Priscilla's World | Egyptian Surprises
Egyptian Surprises

Egyptian Village Surprises in 1979

Surprise and delight swept over me when we land in Cairo. Mark and Jean Poole meet us at the airport and drive us to a lovely small apartment. It is Jock Miner’s apartment in the area of Cairo called Maadi. Jock is a geologist and is there closing out Tripco’s interests in Egypt.

There is much building and beautification in Cairo. Jean comments that they have decided to care for their space since Sadat’s peace initiative. The airport has been enlarged, there is even a parking lot there now and flowers are blooming down the center of many streets.

Later, we drive up the east bank of the Nile through desert and then through some agricultural land on the west side of the road. Then on to Bayad which is on desert land. The largest building in sight is a Coptic Monastery just south of the village…reputed to be 3000 years old and one of the places Mary and Joseph stopped in Egypt.
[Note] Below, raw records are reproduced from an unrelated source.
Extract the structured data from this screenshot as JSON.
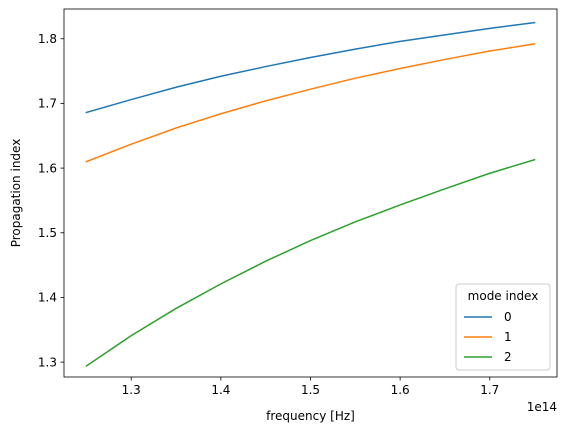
{
  "chart_data": {
    "type": "line",
    "xlabel": "frequency [Hz]",
    "ylabel": "Propagation index",
    "x_offset_label": "1e14",
    "xlim": [
      1.225,
      1.775
    ],
    "ylim": [
      1.277,
      1.846
    ],
    "x_ticks": [
      1.3,
      1.4,
      1.5,
      1.6,
      1.7
    ],
    "x_tick_labels": [
      "1.3",
      "1.4",
      "1.5",
      "1.6",
      "1.7"
    ],
    "y_ticks": [
      1.3,
      1.4,
      1.5,
      1.6,
      1.7,
      1.8
    ],
    "y_tick_labels": [
      "1.3",
      "1.4",
      "1.5",
      "1.6",
      "1.7",
      "1.8"
    ],
    "grid": false,
    "legend": {
      "title": "mode index",
      "position": "lower-right"
    },
    "x": [
      1.25,
      1.3,
      1.35,
      1.4,
      1.45,
      1.5,
      1.55,
      1.6,
      1.65,
      1.7,
      1.75
    ],
    "series": [
      {
        "name": "0",
        "color": "#1f77b4",
        "values": [
          1.686,
          1.706,
          1.725,
          1.742,
          1.757,
          1.771,
          1.784,
          1.796,
          1.806,
          1.816,
          1.825
        ]
      },
      {
        "name": "1",
        "color": "#ff7f0e",
        "values": [
          1.61,
          1.637,
          1.662,
          1.684,
          1.704,
          1.722,
          1.739,
          1.754,
          1.768,
          1.781,
          1.792
        ]
      },
      {
        "name": "2",
        "color": "#2ca02c",
        "values": [
          1.294,
          1.341,
          1.383,
          1.421,
          1.456,
          1.488,
          1.517,
          1.543,
          1.568,
          1.592,
          1.613
        ]
      }
    ]
  }
}
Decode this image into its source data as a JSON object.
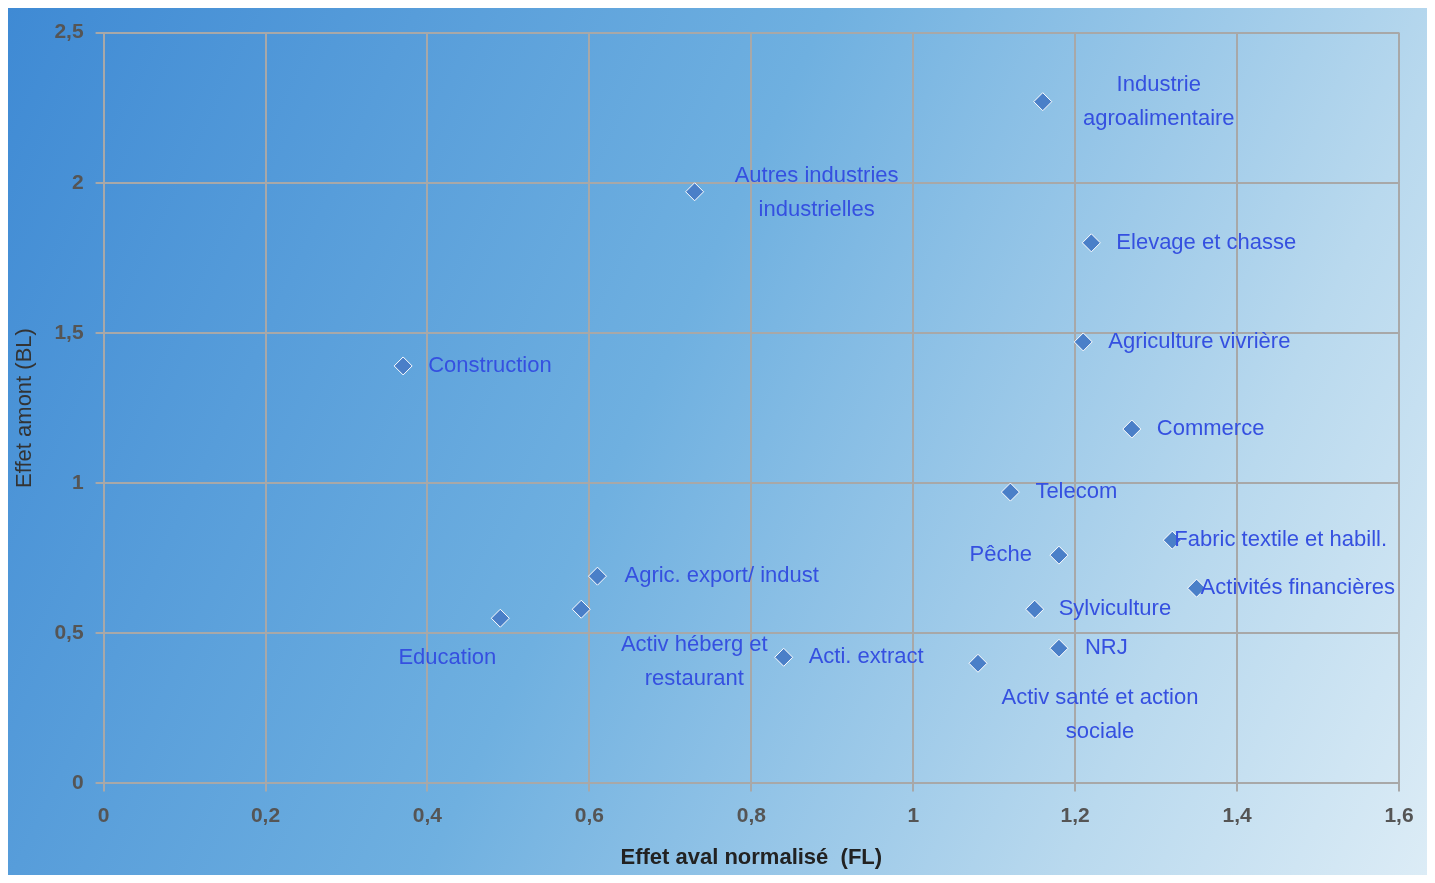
{
  "chart_data": {
    "type": "scatter",
    "xlabel": "Effet aval normalisé  (FL)",
    "ylabel": "Effet amont (BL)",
    "x": [
      1.16,
      0.73,
      1.22,
      1.21,
      0.37,
      1.27,
      1.12,
      1.32,
      1.18,
      0.61,
      1.35,
      1.15,
      0.59,
      0.49,
      1.18,
      0.84,
      1.08
    ],
    "values": [
      2.27,
      1.97,
      1.8,
      1.47,
      1.39,
      1.18,
      0.97,
      0.81,
      0.76,
      0.69,
      0.65,
      0.58,
      0.58,
      0.55,
      0.45,
      0.42,
      0.4
    ],
    "color": "#4a7fc8",
    "marker": "diamond",
    "grid": true,
    "xlim": [
      0,
      1.6
    ],
    "xticks": [
      0,
      {
        "value": 0.2,
        "label": "0,2"
      },
      {
        "value": 0.4,
        "label": "0,4"
      },
      {
        "value": 0.6,
        "label": "0,6"
      },
      {
        "value": 0.8,
        "label": "0,8"
      },
      1,
      {
        "value": 1.2,
        "label": "1,2"
      },
      {
        "value": 1.4,
        "label": "1,4"
      },
      {
        "value": 1.6,
        "label": "1,6"
      }
    ],
    "ylim": [
      0,
      2.5
    ],
    "yticks": [
      0,
      {
        "value": 0.5,
        "label": "0,5"
      },
      1,
      {
        "value": 1.5,
        "label": "1,5"
      },
      2,
      {
        "value": 2.5,
        "label": "2,5"
      }
    ],
    "annotations": [
      {
        "text": "Industrie agroalimentaire",
        "x": 1.16,
        "y": 2.27
      },
      {
        "text": "Autres industries industrielles",
        "x": 0.73,
        "y": 1.97
      },
      {
        "text": "Elevage et chasse",
        "x": 1.22,
        "y": 1.8
      },
      {
        "text": "Agriculture vivrière",
        "x": 1.21,
        "y": 1.47
      },
      {
        "text": "Construction",
        "x": 0.37,
        "y": 1.39
      },
      {
        "text": "Commerce",
        "x": 1.27,
        "y": 1.18
      },
      {
        "text": "Telecom",
        "x": 1.12,
        "y": 0.97
      },
      {
        "text": "Fabric textile et habill.",
        "x": 1.32,
        "y": 0.81
      },
      {
        "text": "Pêche",
        "x": 1.18,
        "y": 0.76
      },
      {
        "text": "Agric. export/ indust",
        "x": 0.61,
        "y": 0.69
      },
      {
        "text": "Activités financières",
        "x": 1.35,
        "y": 0.65
      },
      {
        "text": "Sylviculture",
        "x": 1.15,
        "y": 0.58
      },
      {
        "text": "Activ héberg et restaurant",
        "x": 0.59,
        "y": 0.58
      },
      {
        "text": "Education",
        "x": 0.49,
        "y": 0.55
      },
      {
        "text": "NRJ",
        "x": 1.18,
        "y": 0.45
      },
      {
        "text": "Acti. extract",
        "x": 0.84,
        "y": 0.42
      },
      {
        "text": "Activ santé et action sociale",
        "x": 1.08,
        "y": 0.4
      }
    ]
  }
}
Then I see a crowd gathered around five water faucets near the road. That really is the miracle of Bayad. As the people say, “before all was mis-munkin (impossible), now everything is munkin (possible) since the water came.” Our staff had seen thick government studies that say no water wells will produce anything on the east side of the Nile. “Nothing will be found” and nothing can be grown on the west of the road.

The villagers had drilled a well, built a pump house, laid pipe, built a water tank of stone, and found the only crane in all of Egypt which could reach high enough, or lift big enough to get the water tank to the top of the tower. That really changed the mind-set of the villagers in a hurry. After water was flowing the leaders of the village visited houses to get people to dig trenches to get the pipes laid. Some said “no” they wouldn’t dig…they had jobs or wanted to be paid. The village leader said, “If the people have forgotten the water is for all the people they need to be reminded.” He had the water turned off. Then all turned out to dig the trenches so the pipeline would go to all corners of the village.

They have five central faucets. Women come and go in a steady stream all day long filling their water jugs. One corner of the village has a demonstration toilet and shower house ready to go as soon as they get the pump back in. It is in Cairo with the motor being fixed. The other areas of the village are competing to get their bath houses built.

Another proven impossibility…last year vegetables were grown on a very small plot east of the road. In January a farmer we know from Oregon who had been to Bayad to work with them once before came back to help get the trickle irrigation stuff ready to do a sizeable plot…2 feddans (about two acres) – they got the land all cleared and about ready to work on the irrigation stuff when the Monuments people came in and stopped them. The governor of Beni Suef has said go ahead where you are, but there seems to be a lot of tension between Government and Antiquities so they are slowed.

We experienced Bayad as both fascinating and horrible as we walked through the village. All the women and children were friendly and open…yelling hello and shaking our hands. Said, one of the Egyptian staff took us down his street and his mother came out and asked us to come in for a cup of tea. It is a deadly insult to refuse so in we went. Said’s father commented that with the project “a light has come on in Bayad” Said was translating of course – his parents speak no English. One bench and one mat on the floor – a room for a stove of sorts and another dark room for sleeping. The tea (after about 30 minutes) was in a shot glass size glass and horribly thick and sweet.

Later we rode across the Nile to Beni Suef in a felucca (a boat straight out of a picture book Bible). The people aboard (20-25) were fascinated by us, especially Joyce and her black skin. There was one Egyptian man who knew enough English to ask halting questions for the crowd…like who was married to whom…was she Filipino…would she go home with first this one and then another. We had gone across the Nile to see Bishop Athenasus, who is a dear friend of the ICA, but he had gone to Alexandria so back across the Nile we went.

Bayad was an old Roman garrison. The last village you get to before Bayad is El Alma – where St. Anthony went out into the desert. An armed guard has been posted at the staff house in Bayad around the clock. The governor of Beni Suef thinks that hurting the Americans in a village would be a good way of embarrassing Sadat. Our colleagues are the only westerners living in any Egyptian village and it seems strange to see the guard with his gun over his shoulder as we come and go.

It is a three-hour drive back into Cairo so we left mid-morning of our third day to see people in the city. Mark Poole had an appointment with Bishop Samuels in the late afternoon so the four of us went along also. Bishop Samuels is like the Prime Minister for the Pope of the Coptic Church. Rodney had met him in 1972 when he was in Cairo with Joe Matthews so we had a good visit with him…reporting what we had seen and done.

When we finished the audience with Bishop Samuels he led us across the hall where a group of about 100 young men and women were waiting for him to lecture them. They all work in various areas of the slums of Cairo. When he introduced us and said the word “Bayad” the whole room went “ah-ah-ah” in awesome respect. It was clear that they had heard of the village of Bayad.